[referring to Oliver, 21 Oct 96] I would have to say, based on your hypothetical experiment, that media does indeed matter very much . We have a perfect and traditional person X situation, or aptitude X treatment interaction, or media X individual, if you will in your example. The unique combination of both of these factors most certainly account for a significant amount of variance in students' scores. Also, as a teacher/trainer, the study has important implications. If I'm dealing with poor readers, I'd better think carefully about the type of media I use. It seems like what you're suggesting is that other factors are important beyond media--and I suspect Steve wouldn't disagree. This does not mean that the medium of delivery is not important. As Steve pointed out, he randomly assigned students to groups, so the probability that there was any systematic confounding variance based on verbal ability/reading is quite small, so I don't understand the suggestion regarding validity. I suppose he could have measured verbal ability/reading skill and used it as a covariant in his analysis; but, I suspect this would have not made a difference. Media doesn't matter? This seems like such a counterintuitive idea and is so inconsistent with my knowledge of educational psychology research where presentation format can have such a strong effect on learning (often interacting with learner variable, as you've pointed out, Jeff).
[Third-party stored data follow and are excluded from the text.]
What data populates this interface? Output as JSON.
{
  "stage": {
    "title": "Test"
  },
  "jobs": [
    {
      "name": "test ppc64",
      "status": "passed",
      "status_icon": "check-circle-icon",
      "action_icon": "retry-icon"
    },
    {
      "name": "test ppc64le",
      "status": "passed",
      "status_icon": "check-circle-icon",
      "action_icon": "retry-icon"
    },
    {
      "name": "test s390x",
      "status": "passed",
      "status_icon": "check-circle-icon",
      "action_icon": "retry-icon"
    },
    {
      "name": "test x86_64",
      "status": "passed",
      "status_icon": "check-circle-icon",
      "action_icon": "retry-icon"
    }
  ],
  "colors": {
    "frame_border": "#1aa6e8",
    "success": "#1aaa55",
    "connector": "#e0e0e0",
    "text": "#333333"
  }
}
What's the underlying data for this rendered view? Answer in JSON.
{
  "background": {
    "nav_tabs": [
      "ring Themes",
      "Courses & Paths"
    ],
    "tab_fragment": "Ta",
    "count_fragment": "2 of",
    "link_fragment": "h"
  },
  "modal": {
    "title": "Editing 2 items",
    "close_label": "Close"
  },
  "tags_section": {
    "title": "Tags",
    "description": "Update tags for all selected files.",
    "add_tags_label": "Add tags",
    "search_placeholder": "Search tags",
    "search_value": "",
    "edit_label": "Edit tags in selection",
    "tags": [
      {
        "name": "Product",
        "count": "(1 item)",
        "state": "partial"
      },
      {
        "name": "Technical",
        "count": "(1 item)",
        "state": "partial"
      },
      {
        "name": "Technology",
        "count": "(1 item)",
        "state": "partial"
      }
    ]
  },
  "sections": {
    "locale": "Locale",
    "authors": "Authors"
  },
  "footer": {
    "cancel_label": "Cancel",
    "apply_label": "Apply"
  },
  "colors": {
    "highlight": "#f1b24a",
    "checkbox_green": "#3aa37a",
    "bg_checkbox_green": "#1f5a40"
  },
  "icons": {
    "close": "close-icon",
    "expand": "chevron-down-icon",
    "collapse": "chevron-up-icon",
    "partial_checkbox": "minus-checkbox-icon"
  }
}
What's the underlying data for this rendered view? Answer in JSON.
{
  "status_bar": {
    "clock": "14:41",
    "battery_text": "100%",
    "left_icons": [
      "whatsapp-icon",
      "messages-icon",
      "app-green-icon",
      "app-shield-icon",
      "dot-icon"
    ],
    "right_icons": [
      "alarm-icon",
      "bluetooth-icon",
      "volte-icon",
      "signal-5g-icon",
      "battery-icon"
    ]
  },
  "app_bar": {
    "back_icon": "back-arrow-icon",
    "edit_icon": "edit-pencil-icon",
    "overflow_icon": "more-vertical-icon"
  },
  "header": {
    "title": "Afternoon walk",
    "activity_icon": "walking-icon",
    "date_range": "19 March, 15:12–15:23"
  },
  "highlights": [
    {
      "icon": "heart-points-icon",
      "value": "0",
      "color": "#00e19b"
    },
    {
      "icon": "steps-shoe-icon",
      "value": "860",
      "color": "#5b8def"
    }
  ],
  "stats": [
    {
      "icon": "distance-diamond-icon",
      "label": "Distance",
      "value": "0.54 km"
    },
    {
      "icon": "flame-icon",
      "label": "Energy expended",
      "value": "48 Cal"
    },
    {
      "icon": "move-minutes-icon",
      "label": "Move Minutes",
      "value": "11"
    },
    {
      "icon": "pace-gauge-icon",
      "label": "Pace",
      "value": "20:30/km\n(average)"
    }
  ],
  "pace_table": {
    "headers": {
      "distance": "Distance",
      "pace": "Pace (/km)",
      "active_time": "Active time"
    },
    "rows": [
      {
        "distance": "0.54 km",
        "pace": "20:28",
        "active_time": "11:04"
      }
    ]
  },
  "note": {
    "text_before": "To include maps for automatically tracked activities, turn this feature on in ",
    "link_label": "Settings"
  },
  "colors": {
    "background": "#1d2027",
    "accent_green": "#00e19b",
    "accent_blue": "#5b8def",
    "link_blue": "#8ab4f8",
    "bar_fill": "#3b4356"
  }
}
Am I missing some important subtle (or not so subtle) point?
[quoting Cornell, 21 Oct 96] I still like Clark's metaphor of the grocery truck, I see his point, and subscribe to the basic premise that it is not the technology about which we should pay the most attention but the learning process. Technologies will come and go, learning keeps on keeping on.
THIS I understand, and, if this is the purpose of Clark's metaphor. I agree completely. Thank you for this enlightenment, Dick Cornell. By the way, I don't see this as an argument not to conduct research comparing media--only a warning to consider the results in context.
[quoting Wager, 21 Oct 96] If we buy the notion that learning is a function of the quality of the instruction, the learner's aptitude, the learner's learning strategies, the learner's motivation, and the amount of time allowed (John Carroll), we can see that the medium and the message are a part of a very complex equation. To simplify this to a "which one is best" question is to ignore the complexity of the "authentic" environment.
You simply have to design complex experiments (in my view).
I think the question is "what level of each is best within a given context?" I certainly don't think we should abandon the search for improving learning via both quantitative and qualitative methodologies--including media as an important part of the equation.